Juho joined the Hobbs lab in late 2013. Building on a collaboration formed during Juho’s PhD studies at Finland’s University of Turku and when Robin was at the Beth Israel Deaconess Medical Center linked to Harvard Medical School in Boston; Juho was able to secure a prestigious Fellowship from the Sigrid Jusélius Foundation to allow him to pursue his research interests and join Robin’s newly established Germline Stem Cell Laboratory at ARMI. 

Since joining ARMI, Juho has taken advantage of the dynamic scientific environment and excellent research facilities of the institute to further his interest in SSC biology and regenerative medicine. He has also been able to attend many of Stem Cells Australia’s scientific meetings and looks forward to further collaboration with researchers in the Pluripotency and Reprogramming theme.

Commenting on his interest Juho said,“Testes are an ideal tissue in which to study the properties of adult stem cells. SSCs reside on the basement membrane of the seminiferous tubules in the testis, which enables convenient monitoring and imaging of events in the stem cell pool plus subsequent SSC isolation. Further, SSCs can be cultured long-term within the laboratory, allowing extensive expansion of SSC populations for experimental analysis.”

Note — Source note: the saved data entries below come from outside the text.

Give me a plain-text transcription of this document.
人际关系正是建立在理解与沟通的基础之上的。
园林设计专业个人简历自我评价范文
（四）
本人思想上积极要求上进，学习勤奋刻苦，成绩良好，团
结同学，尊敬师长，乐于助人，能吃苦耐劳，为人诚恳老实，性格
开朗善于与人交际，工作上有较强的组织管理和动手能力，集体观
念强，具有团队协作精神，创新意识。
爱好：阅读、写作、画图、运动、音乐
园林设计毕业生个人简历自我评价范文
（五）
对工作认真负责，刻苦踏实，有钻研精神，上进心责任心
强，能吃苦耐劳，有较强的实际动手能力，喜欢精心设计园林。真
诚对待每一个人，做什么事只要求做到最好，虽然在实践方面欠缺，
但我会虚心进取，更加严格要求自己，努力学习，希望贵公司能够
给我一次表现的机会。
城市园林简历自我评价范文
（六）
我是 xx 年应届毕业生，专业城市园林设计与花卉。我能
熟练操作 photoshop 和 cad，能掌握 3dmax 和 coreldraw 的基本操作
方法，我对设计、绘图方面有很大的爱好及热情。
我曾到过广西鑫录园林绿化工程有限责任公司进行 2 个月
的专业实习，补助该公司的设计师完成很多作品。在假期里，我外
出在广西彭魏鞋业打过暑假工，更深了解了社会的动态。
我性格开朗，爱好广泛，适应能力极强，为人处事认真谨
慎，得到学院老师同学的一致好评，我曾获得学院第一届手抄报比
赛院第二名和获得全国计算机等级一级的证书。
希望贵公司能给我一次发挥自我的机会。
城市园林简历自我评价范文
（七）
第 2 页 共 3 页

Since joining the Hobbs group, Juho has become increasingly interested in the functional heterogeneity of cells within SSC cultures and how this relates to their capability of generating embryonic-like stem cells. “Within the testis, SSCs only generate sperm, however when grown in the laboratory SSCs sometimes generate pluripotent stem cells that are capable of producing any cell type within the body,” says Juho. 

However, this SSC reprogramming phenomenon is poorly understood and takes place at a low frequency and in an unpredictable manner. Interestingly, SSCs express a number of genes associated with early embryonic development and pluripotent stem cells including Oct4, Lin28 and Sall4. Given that discrete subsets of SSCs display elevated expression of these embryonic factors, some SSC subpopulations may be more prone to undergo transformation to pluripotent stem cells than others. By taking advantage of a variety of mouse models and gene deletion approaches Juho aims to define the functional differences between these subpopulations and the regulation of pluripotency-associated gene expression in SSCs.

“A better understanding of the functional relevance of embryonic stem cell genes in SSCs may help us to control the reprogramming process,” says Juho. “SSCs are considered a promising alternative source of pluripotent cells for regenerative medicine.”

Stem Cells Australia is delighted to welcome Robin Hobbs and his team to our network and look forward to learning what they can reveal about the fascinating stem cells of the testis.